Today, BGCSA serves more than 9,200 Club members annually, ages 6 – 18, and operates seven branch locations in the city of San Antonio.  Membership is open to all children in San Antonio for nominal annual membership dues ($50). No child is turned away due to an inability to pay.  The majority of the club’s membership is comprised of minority children (95%), from single parent / grandparent families (62%) and receives some form of federal assistance (75%).  The clubs’ impact is undeniable: 99% of members stayed in school and successfully progress to the next grade level, 100% of graduating teen members pursued higher education 71% made notable progress in character development and 99% improved their grades in basic skills courses (math, science, reading).

At the venerable age of 75, the Boys & Girls Clubs of San Antonio reached a crossroads: aging facilities had becoming inadequate for the needs of the organization, and an expansion was necessary to maximize the Club’s impact on San Antonio’s at-risk youth population.  In early 2015, the Boys & Girls Clubs of San Antonio decided to launch an $8.8 million capital campaign to build the May’s Family Clubhouse in the Lone Star neighborhood.

On January 5, 2017, Crescent Growth Capital worked with the Boys & Girls Clubs of San Antonio to close a $7,267,118 NMTC financing for the new May’s Family Clubhouse, utilizing NMTC allocation provided by the Local Initiatives Support Corporation, NMTC equity investment provided by Capital One, and a capital campaign bridge loan provided by Frost Bank.
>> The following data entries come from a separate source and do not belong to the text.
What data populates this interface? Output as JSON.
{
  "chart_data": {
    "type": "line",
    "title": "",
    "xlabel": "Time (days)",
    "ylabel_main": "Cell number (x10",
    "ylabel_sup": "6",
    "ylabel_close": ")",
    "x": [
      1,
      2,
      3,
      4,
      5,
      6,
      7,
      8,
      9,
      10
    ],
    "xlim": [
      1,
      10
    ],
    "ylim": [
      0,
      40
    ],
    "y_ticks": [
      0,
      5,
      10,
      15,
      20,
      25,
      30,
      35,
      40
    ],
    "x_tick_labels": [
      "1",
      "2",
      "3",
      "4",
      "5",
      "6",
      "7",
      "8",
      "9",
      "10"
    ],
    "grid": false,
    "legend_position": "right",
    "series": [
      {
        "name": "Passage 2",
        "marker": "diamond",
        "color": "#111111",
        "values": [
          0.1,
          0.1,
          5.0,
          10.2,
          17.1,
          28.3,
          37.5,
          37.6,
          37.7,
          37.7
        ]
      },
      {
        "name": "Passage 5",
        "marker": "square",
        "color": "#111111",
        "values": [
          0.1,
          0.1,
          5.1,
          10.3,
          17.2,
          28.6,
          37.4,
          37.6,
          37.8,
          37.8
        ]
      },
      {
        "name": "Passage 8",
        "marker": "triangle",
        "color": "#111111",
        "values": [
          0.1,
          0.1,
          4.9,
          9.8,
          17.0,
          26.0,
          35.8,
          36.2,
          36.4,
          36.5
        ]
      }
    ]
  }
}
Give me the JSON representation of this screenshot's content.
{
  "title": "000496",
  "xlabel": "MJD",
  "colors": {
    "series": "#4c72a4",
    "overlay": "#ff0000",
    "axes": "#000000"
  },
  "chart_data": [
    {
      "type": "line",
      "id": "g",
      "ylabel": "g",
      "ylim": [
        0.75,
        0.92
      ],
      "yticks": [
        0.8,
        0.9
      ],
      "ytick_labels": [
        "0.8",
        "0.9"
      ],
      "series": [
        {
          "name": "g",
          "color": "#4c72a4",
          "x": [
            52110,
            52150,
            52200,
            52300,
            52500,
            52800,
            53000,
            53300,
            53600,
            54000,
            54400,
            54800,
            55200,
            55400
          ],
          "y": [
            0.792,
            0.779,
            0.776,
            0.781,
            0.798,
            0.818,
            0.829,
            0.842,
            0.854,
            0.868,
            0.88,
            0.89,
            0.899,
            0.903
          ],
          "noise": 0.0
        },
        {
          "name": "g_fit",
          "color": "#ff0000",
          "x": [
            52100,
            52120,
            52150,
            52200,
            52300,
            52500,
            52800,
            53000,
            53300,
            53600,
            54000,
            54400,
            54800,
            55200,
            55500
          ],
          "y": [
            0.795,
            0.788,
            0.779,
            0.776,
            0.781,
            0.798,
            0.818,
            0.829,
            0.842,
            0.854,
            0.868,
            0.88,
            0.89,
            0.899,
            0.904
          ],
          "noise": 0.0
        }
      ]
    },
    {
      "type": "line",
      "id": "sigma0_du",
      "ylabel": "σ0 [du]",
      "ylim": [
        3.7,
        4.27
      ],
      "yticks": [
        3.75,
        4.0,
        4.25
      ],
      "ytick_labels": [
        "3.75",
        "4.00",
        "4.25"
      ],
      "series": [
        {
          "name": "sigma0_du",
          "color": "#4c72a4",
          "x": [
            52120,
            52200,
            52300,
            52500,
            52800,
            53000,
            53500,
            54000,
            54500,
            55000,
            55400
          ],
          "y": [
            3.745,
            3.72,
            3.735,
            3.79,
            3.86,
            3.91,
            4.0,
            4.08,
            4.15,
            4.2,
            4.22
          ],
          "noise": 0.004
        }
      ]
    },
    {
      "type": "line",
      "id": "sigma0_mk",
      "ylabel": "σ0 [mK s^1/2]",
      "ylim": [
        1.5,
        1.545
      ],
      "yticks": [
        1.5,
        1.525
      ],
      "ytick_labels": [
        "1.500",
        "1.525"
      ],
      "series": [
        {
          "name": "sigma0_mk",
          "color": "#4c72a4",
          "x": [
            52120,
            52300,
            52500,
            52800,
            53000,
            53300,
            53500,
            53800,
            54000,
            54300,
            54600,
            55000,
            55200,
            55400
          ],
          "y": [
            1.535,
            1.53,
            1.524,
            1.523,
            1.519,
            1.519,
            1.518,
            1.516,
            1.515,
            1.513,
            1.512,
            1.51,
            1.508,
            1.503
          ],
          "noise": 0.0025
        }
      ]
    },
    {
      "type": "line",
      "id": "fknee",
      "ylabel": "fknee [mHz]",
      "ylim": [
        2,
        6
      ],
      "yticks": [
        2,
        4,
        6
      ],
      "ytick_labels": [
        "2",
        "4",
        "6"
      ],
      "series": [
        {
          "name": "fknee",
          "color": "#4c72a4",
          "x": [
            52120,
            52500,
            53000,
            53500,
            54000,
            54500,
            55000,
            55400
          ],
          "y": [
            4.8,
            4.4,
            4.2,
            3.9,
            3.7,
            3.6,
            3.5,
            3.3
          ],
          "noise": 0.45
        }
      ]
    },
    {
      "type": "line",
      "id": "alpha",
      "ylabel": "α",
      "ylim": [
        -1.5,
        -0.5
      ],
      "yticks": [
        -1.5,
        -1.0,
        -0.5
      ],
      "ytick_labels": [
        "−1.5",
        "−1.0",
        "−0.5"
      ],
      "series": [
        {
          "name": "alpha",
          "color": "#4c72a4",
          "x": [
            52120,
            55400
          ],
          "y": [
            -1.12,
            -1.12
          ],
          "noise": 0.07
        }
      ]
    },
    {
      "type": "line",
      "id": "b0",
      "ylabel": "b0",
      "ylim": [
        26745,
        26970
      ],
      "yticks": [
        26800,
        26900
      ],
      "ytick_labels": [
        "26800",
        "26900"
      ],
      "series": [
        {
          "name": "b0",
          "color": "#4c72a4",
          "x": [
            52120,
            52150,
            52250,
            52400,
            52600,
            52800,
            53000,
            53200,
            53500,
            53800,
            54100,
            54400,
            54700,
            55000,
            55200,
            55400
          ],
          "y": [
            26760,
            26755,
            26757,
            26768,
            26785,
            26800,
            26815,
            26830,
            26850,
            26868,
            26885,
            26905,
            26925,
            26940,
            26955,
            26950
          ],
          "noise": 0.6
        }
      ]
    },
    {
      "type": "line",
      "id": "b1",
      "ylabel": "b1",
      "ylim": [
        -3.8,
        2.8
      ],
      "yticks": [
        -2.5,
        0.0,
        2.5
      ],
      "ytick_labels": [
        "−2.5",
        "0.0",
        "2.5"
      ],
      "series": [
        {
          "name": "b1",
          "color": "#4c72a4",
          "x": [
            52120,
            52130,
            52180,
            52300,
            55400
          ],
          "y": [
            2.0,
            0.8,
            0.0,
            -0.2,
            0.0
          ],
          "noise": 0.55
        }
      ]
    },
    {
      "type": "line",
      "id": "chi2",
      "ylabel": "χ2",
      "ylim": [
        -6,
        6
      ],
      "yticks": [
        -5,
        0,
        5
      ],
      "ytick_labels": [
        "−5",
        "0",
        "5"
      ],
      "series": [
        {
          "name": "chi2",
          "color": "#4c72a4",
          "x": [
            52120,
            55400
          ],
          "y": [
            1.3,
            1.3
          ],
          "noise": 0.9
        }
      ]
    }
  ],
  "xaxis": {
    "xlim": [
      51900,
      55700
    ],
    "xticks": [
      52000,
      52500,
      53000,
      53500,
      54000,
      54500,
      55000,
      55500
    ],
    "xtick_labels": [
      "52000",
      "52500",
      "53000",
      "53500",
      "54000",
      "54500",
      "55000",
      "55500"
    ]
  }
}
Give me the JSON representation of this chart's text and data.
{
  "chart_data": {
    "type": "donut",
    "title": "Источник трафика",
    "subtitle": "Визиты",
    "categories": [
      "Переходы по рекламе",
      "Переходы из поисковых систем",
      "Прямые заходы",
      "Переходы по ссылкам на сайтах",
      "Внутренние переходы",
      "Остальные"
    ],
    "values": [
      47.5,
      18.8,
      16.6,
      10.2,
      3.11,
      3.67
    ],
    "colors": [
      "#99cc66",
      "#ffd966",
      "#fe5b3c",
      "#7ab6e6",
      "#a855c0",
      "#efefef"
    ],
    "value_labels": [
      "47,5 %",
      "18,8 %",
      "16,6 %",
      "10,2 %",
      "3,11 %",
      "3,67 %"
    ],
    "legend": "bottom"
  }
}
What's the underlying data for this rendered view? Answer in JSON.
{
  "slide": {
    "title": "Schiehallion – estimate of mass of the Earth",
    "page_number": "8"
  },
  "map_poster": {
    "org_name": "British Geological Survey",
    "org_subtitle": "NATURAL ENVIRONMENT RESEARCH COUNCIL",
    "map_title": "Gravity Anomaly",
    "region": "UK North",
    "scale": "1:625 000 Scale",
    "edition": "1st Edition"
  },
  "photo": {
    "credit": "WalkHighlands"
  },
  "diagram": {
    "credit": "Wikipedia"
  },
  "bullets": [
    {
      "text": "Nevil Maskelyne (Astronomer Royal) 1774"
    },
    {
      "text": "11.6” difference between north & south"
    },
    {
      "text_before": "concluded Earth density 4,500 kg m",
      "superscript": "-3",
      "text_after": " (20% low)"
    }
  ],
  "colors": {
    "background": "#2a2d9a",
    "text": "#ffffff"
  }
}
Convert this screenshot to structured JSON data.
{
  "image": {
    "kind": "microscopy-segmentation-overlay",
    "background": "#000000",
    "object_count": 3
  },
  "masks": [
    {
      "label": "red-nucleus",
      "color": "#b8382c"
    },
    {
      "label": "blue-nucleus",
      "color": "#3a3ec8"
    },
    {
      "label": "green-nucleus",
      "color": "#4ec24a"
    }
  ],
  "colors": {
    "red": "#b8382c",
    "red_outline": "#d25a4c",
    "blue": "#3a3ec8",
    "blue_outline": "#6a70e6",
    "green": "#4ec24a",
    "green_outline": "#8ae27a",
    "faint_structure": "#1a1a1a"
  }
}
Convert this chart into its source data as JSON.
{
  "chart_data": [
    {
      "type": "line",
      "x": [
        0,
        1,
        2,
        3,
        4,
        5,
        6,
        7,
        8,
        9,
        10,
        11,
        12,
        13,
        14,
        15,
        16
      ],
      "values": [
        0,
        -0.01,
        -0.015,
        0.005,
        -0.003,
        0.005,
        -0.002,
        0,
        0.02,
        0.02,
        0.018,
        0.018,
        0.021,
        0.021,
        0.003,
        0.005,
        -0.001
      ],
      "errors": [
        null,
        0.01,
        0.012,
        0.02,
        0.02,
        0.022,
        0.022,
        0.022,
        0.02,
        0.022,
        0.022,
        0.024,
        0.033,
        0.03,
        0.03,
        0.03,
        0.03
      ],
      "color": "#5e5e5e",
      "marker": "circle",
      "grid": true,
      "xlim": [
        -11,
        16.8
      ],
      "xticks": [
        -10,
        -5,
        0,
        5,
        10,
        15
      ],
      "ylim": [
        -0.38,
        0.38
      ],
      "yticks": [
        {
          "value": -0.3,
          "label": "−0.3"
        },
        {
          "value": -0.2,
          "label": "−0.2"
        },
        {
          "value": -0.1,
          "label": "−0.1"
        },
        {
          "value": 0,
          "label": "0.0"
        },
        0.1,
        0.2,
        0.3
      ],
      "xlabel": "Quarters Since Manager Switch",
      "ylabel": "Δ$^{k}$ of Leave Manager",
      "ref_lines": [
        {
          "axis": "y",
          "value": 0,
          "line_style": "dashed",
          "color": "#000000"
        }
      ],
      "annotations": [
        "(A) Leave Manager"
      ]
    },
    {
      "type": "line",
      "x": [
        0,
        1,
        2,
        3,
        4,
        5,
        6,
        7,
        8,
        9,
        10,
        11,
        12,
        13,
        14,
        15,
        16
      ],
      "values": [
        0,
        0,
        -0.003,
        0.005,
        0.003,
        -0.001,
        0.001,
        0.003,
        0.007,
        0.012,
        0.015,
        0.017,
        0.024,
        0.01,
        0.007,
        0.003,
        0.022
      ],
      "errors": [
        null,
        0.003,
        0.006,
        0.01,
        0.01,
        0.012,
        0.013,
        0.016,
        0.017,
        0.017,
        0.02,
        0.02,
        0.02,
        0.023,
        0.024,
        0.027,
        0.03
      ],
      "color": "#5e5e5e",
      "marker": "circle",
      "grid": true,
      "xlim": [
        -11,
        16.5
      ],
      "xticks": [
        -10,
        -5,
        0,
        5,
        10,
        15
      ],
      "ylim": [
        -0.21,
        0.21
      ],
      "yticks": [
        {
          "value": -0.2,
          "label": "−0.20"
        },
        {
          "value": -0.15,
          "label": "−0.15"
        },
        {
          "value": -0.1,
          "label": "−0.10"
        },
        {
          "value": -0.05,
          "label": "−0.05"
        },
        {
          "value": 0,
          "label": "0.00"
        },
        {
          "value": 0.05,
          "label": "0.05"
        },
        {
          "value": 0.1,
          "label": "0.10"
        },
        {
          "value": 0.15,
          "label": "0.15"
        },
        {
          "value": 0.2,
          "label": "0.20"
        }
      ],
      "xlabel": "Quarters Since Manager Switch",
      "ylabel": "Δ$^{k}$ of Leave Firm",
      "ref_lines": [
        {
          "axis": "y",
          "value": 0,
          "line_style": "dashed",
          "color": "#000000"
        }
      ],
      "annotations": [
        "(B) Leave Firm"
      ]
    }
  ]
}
The May’s Family Clubhouse is located in a neighborhood that offers youths few opportunities for success, and as a result, the neighborhood has suffered: the Lone Star neighborhood has the highest juvenile crime rate in San Antonio, and nearly double the City’s average child abuse and teen pregnancy rates.  The proposed branch at 829 Nogalitos is anticipated to have 650 members and daily attendance of about 225 youths, utilizing a state-of-the-art facility that features a learning center, multi-media centers, an art studio, a teen center, a teaching kitchen and a game room.  The May’s Family Clubhouse will also be situated at the trail head for the San Pedro Creek development.